Udacity Onsite Experience + Emails
In 2018, I was the lead visual designer for Udacity’s Growth and Marketing team, where I worked on a variety features that paved my way into product design.
Nanodegree Overview Pages
Created these description pages each time a Nanodegree launched. I systemized out Sketch templates so these took very little manpower to create in the end, save for some visual design to inject brand and personality.
Nanodegree School Hubs
Early 2018, Udacity rolled out our Schools of Study, to encourage students to explore multiple Nanodegrees within a field interest. Thus, a need for a hub was born. Some early iterations saw a sidebar with an overview of skills and projects, and student stories, but we ultimately scrapped this approach to streamline the tiles and focus the hub on Nanodegrees. With this redesign, we saw increased traffic to our school and Nanodegree pages, as well as an uptick in lead-gen email submissions. The intention of this site was to drive more traffic to our product pages as well as increase awareness of our offerings. Current prototype is available here: desktop and mobile.
Megamenu
Megamenu
Once we expanded our catalog and started categorizing our Nanodegree programs by schools, we needed a more robust navigational bar to give users quicker access to our schools, catalog, and Nanodegree pages. With the new drop down option, I was able to create 4 new pathways to our NDOPs, and after a week, traffic to our NDOPs increased approximately 1200%. Encouraging more intuitive discovery of Udacity.com, Nanodegrees and the respective schools were now more accessible through the global navigation bar. Prototype available here.
New User Email Flow
Updated the New User Flow for with the current look and feel, and to also create a story through a 3-email campaign.

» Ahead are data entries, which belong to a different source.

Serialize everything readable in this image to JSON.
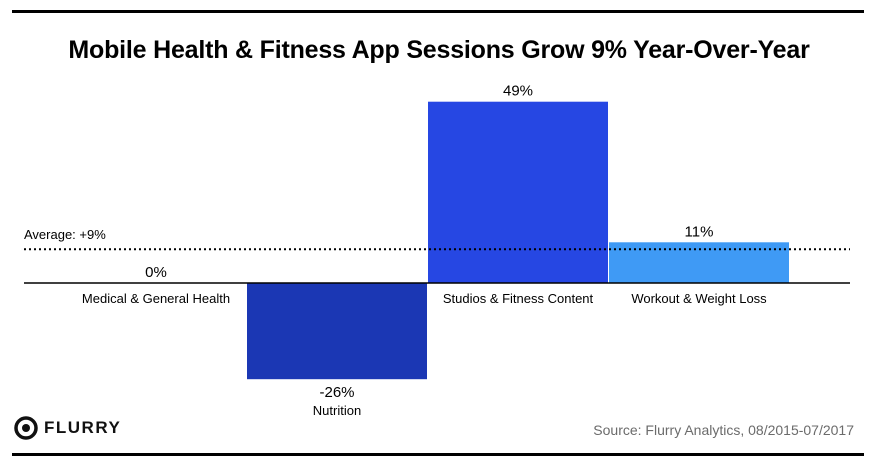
{
  "title": "Mobile Health & Fitness App Sessions Grow 9% Year-Over-Year",
  "source": "Source: Flurry Analytics, 08/2015-07/2017",
  "logo": {
    "text": "FLURRY",
    "icon": "flurry-logo-icon"
  },
  "chart_data": {
    "type": "bar",
    "title": "Mobile Health & Fitness App Sessions Grow 9% Year-Over-Year",
    "categories": [
      "Medical & General Health",
      "Nutrition",
      "Studios & Fitness Content",
      "Workout & Weight Loss"
    ],
    "values": [
      0,
      -26,
      49,
      11
    ],
    "value_labels": [
      "0%",
      "-26%",
      "49%",
      "11%"
    ],
    "colors": [
      "#1b3fc0",
      "#1b37b4",
      "#2647e3",
      "#3f9af5"
    ],
    "ylim": [
      -26,
      49
    ],
    "average": {
      "value": 9,
      "label": "Average: +9%"
    },
    "xlabel": "",
    "ylabel": ""
  }
}
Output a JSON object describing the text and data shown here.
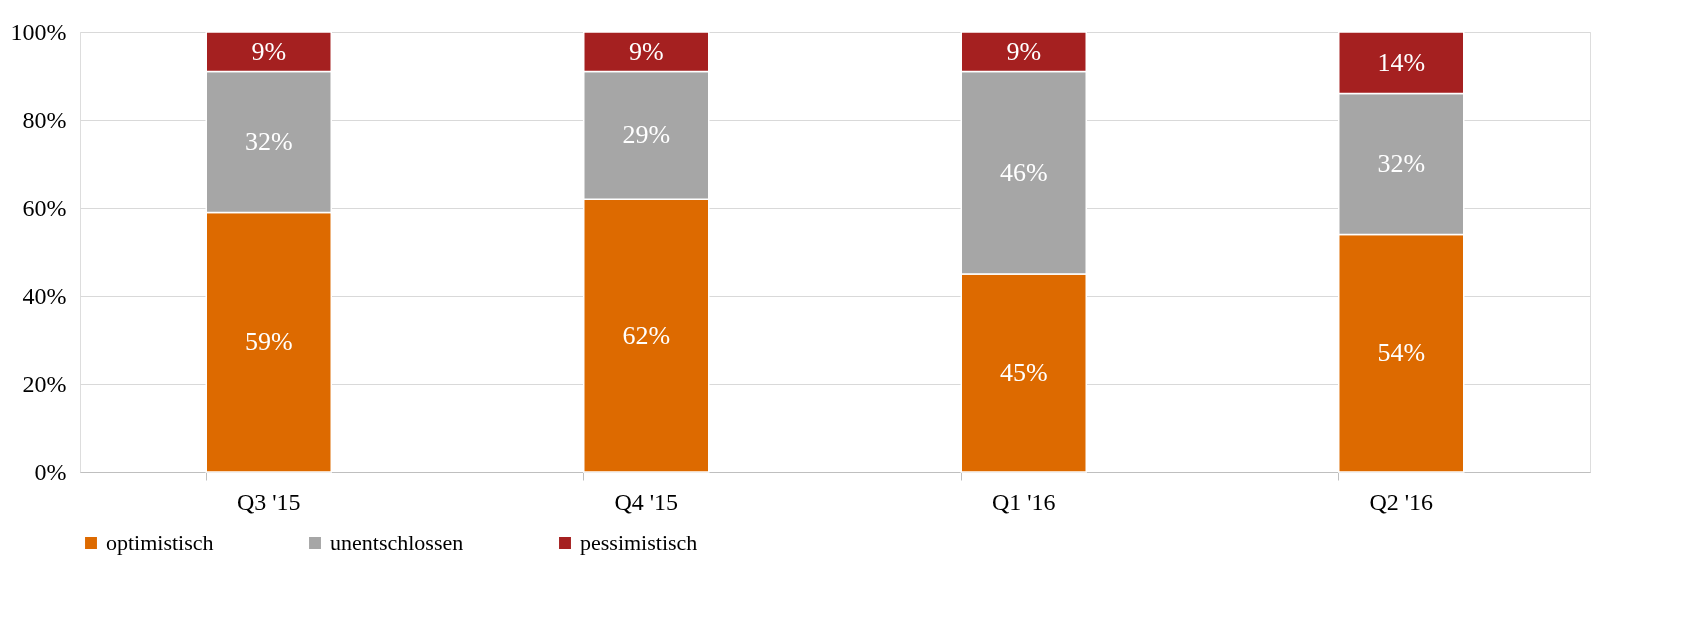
{
  "chart_data": {
    "type": "bar",
    "stacked": true,
    "categories": [
      "Q3 '15",
      "Q4 '15",
      "Q1 '16",
      "Q2 '16"
    ],
    "series": [
      {
        "name": "optimistisch",
        "color": "#dd6a00",
        "values": [
          59,
          62,
          45,
          54
        ],
        "value_labels": [
          "59%",
          "62%",
          "45%",
          "54%"
        ]
      },
      {
        "name": "unentschlossen",
        "color": "#a6a6a6",
        "values": [
          32,
          29,
          46,
          32
        ],
        "value_labels": [
          "32%",
          "29%",
          "46%",
          "32%"
        ]
      },
      {
        "name": "pessimistisch",
        "color": "#a52020",
        "values": [
          9,
          9,
          9,
          14
        ],
        "value_labels": [
          "9%",
          "9%",
          "9%",
          "14%"
        ]
      }
    ],
    "ylim": [
      0,
      100
    ],
    "yticks": [
      {
        "value": 0,
        "label": "0%"
      },
      {
        "value": 20,
        "label": "20%"
      },
      {
        "value": 40,
        "label": "40%"
      },
      {
        "value": 60,
        "label": "60%"
      },
      {
        "value": 80,
        "label": "80%"
      },
      {
        "value": 100,
        "label": "100%"
      }
    ],
    "grid": "y",
    "legend": "bottom"
  }
}
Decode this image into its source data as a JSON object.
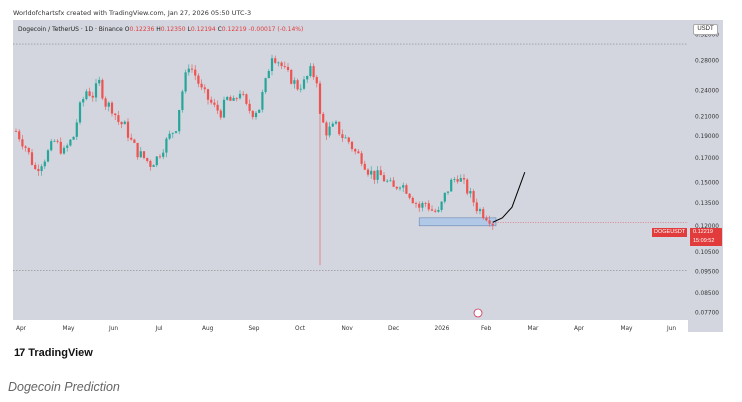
{
  "header": {
    "credit": "Worldofchartsfx created with TradingView.com, Jan 27, 2026 05:50 UTC-3",
    "symbol": "Dogecoin / TetherUS · 1D · Binance",
    "ohlc_o_label": "O",
    "ohlc_o": "0.12236",
    "ohlc_h_label": "H",
    "ohlc_h": "0.12350",
    "ohlc_l_label": "L",
    "ohlc_l": "0.12194",
    "ohlc_c_label": "C",
    "ohlc_c": "0.12219",
    "change": "-0.00017 (-0.14%)"
  },
  "currency_button": "USDT",
  "price_tag": {
    "symbol": "DOGEUSDT",
    "last": "0.12219",
    "countdown": "15:09:52"
  },
  "brand": {
    "name": "TradingView",
    "mark": "17"
  },
  "caption": "Dogecoin Prediction",
  "colors": {
    "up": "#26a69a",
    "down": "#ef5350",
    "background": "#d3d6df",
    "zone": "#a9c6e8",
    "projection": "#000000"
  },
  "chart_data": {
    "type": "candlestick",
    "title": "Dogecoin / TetherUS · 1D · Binance",
    "y_scale": "log",
    "y_ticks": [
      "0.32000",
      "0.28000",
      "0.24000",
      "0.21000",
      "0.19000",
      "0.17000",
      "0.15000",
      "0.13500",
      "0.12000",
      "0.10500",
      "0.09500",
      "0.08500",
      "0.07700"
    ],
    "ylim": [
      0.074,
      0.345
    ],
    "x_ticks": [
      "Apr",
      "May",
      "Jun",
      "Jul",
      "Aug",
      "Sep",
      "Oct",
      "Nov",
      "Dec",
      "2026",
      "Feb",
      "Mar",
      "Apr",
      "May",
      "Jun"
    ],
    "price_path": [
      [
        0,
        0.195
      ],
      [
        3,
        0.18
      ],
      [
        6,
        0.16
      ],
      [
        9,
        0.17
      ],
      [
        12,
        0.185
      ],
      [
        15,
        0.175
      ],
      [
        18,
        0.19
      ],
      [
        20,
        0.22
      ],
      [
        22,
        0.24
      ],
      [
        24,
        0.235
      ],
      [
        26,
        0.25
      ],
      [
        28,
        0.225
      ],
      [
        30,
        0.22
      ],
      [
        32,
        0.205
      ],
      [
        34,
        0.2
      ],
      [
        36,
        0.185
      ],
      [
        38,
        0.175
      ],
      [
        40,
        0.17
      ],
      [
        42,
        0.165
      ],
      [
        44,
        0.17
      ],
      [
        46,
        0.18
      ],
      [
        48,
        0.19
      ],
      [
        50,
        0.2
      ],
      [
        52,
        0.24
      ],
      [
        54,
        0.275
      ],
      [
        56,
        0.26
      ],
      [
        58,
        0.24
      ],
      [
        60,
        0.23
      ],
      [
        62,
        0.22
      ],
      [
        64,
        0.215
      ],
      [
        66,
        0.23
      ],
      [
        68,
        0.225
      ],
      [
        70,
        0.24
      ],
      [
        72,
        0.22
      ],
      [
        74,
        0.215
      ],
      [
        76,
        0.22
      ],
      [
        78,
        0.25
      ],
      [
        80,
        0.29
      ],
      [
        82,
        0.28
      ],
      [
        84,
        0.265
      ],
      [
        86,
        0.255
      ],
      [
        88,
        0.245
      ],
      [
        90,
        0.25
      ],
      [
        92,
        0.265
      ],
      [
        94,
        0.255
      ],
      [
        95,
        0.21
      ],
      [
        97,
        0.195
      ],
      [
        100,
        0.2
      ],
      [
        102,
        0.19
      ],
      [
        104,
        0.185
      ],
      [
        106,
        0.175
      ],
      [
        108,
        0.17
      ],
      [
        110,
        0.16
      ],
      [
        112,
        0.155
      ],
      [
        114,
        0.155
      ],
      [
        116,
        0.15
      ],
      [
        118,
        0.145
      ],
      [
        120,
        0.15
      ],
      [
        122,
        0.145
      ],
      [
        124,
        0.138
      ],
      [
        126,
        0.132
      ],
      [
        128,
        0.135
      ],
      [
        130,
        0.13
      ],
      [
        132,
        0.128
      ],
      [
        134,
        0.14
      ],
      [
        136,
        0.15
      ],
      [
        138,
        0.155
      ],
      [
        140,
        0.148
      ],
      [
        142,
        0.14
      ],
      [
        144,
        0.132
      ],
      [
        146,
        0.128
      ],
      [
        148,
        0.125
      ],
      [
        149,
        0.1222
      ]
    ],
    "wick_low": {
      "x": 95,
      "value": 0.098
    },
    "range_low": 0.0955,
    "range_high": 0.305,
    "support_zone": [
      0.12,
      0.125
    ],
    "projection": [
      [
        149,
        0.1222
      ],
      [
        152,
        0.125
      ],
      [
        155,
        0.132
      ],
      [
        159,
        0.158
      ]
    ],
    "last_price": 0.12219
  }
}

Prospective students gained insight to what exactly is a Nanodegree program, inspiration through other Nanodegree grads, as well as a peek at projects completed by other students.
What is a Nanodegree?
One of the last projects I did for Udacity was creating a page that clearly defined what our flagship product was.
Skill levels, a peek into the classroom, some of classroom features that made the Udacity experience exceptional, our career services, student stories, samples of projects in our programs, and the bottom line. All were incredible value props for Udacity, but there was never a place we could show them prominently to prospective students.